Heliogen used an artificial intelligence algorithm to position a massive array of mirrors so that they all redirected sunlight onto a single point — heating it to over 1,000 degrees Celsius, according to CNN, which is about a quarter of the temperature on the surface of the Sun. That's hot enough to manufacture things like steel and cement, raising the possibility of eradicating a major source of greenhouse gas emissions by switching to solar.
Solar Oven
Heliogen isn't the first to focus sunlight and create what's called a solar oven.
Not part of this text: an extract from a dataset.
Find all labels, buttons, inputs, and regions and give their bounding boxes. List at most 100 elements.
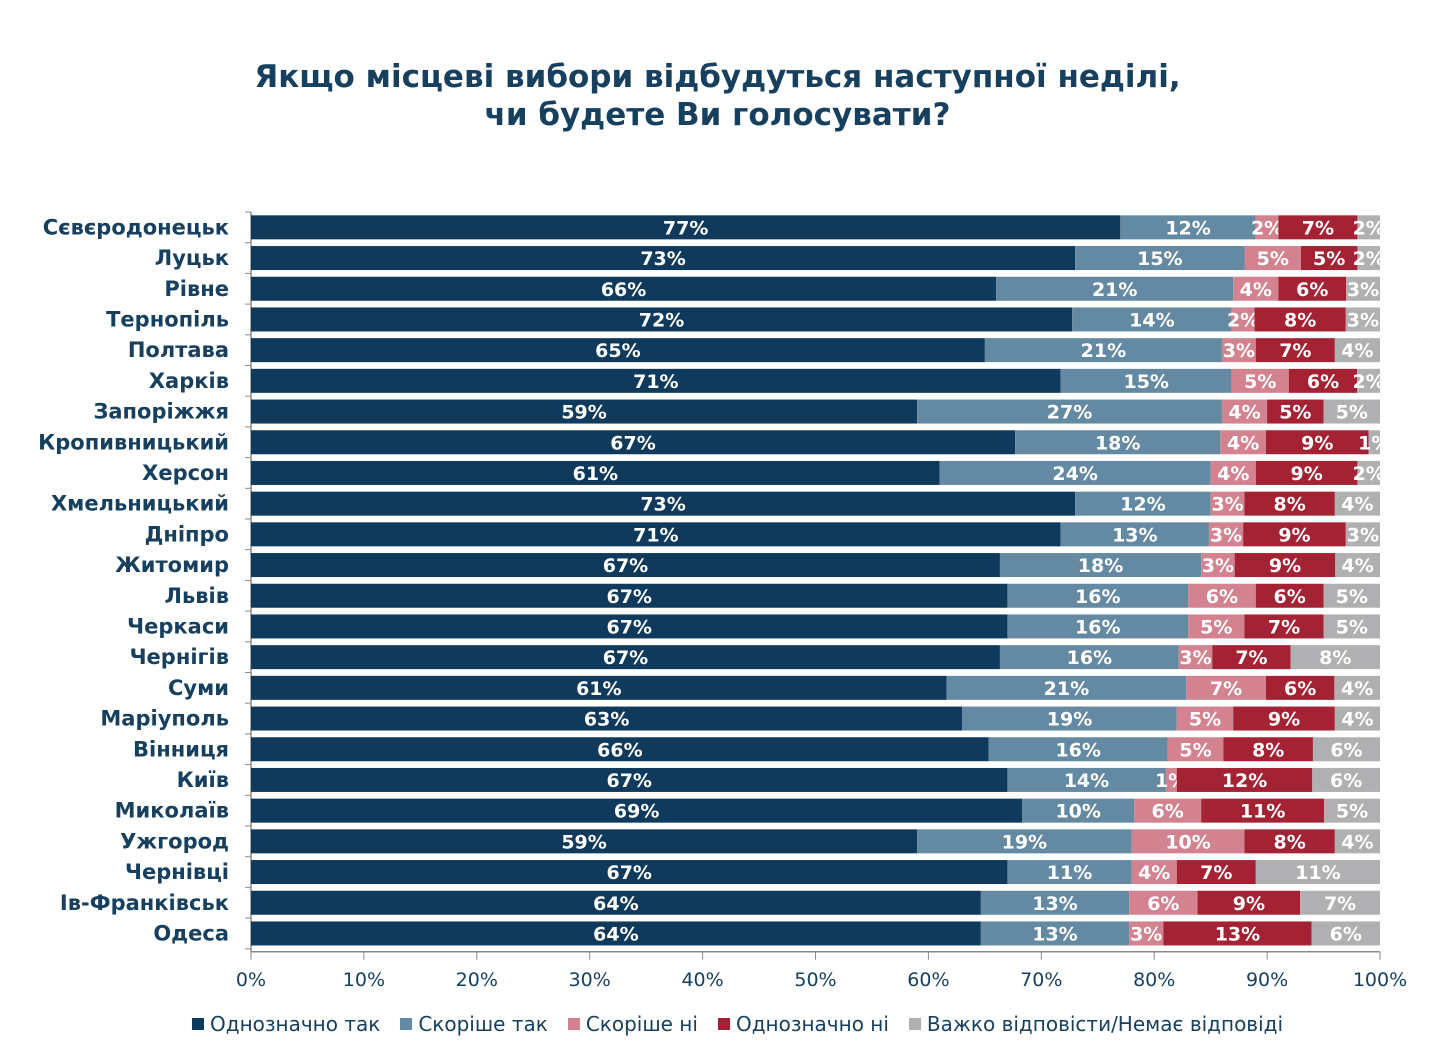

But it is the first to reach such a high temperature, an achievement that the company credits to its use of AI to position the mirrors.
If the technology scales up, Heliogen suspects it could replace fossil fuels at cement manufacturing plants, which the International Energy Agency calculates are responsible for seven percent of global CO2 emissions.
"We are rolling out technology that can beat the price of fossil fuels and also not make the CO2 emissions," Heliogen CEO Bill Gross told CNN. "And that's really the holy grail."
Spring Cleaning
Gross has ambitious plans to use solar ovens to decarbonize vast swathes of the economy. He's now trying to scale up his company's technology so that it could power the facilities that produce steel, cement, and even hydrogen fuel.
"If you can make hydrogen that's green, that's a gamechanger," Gross told CNN. "Long term, we want to be the green hydrogen company."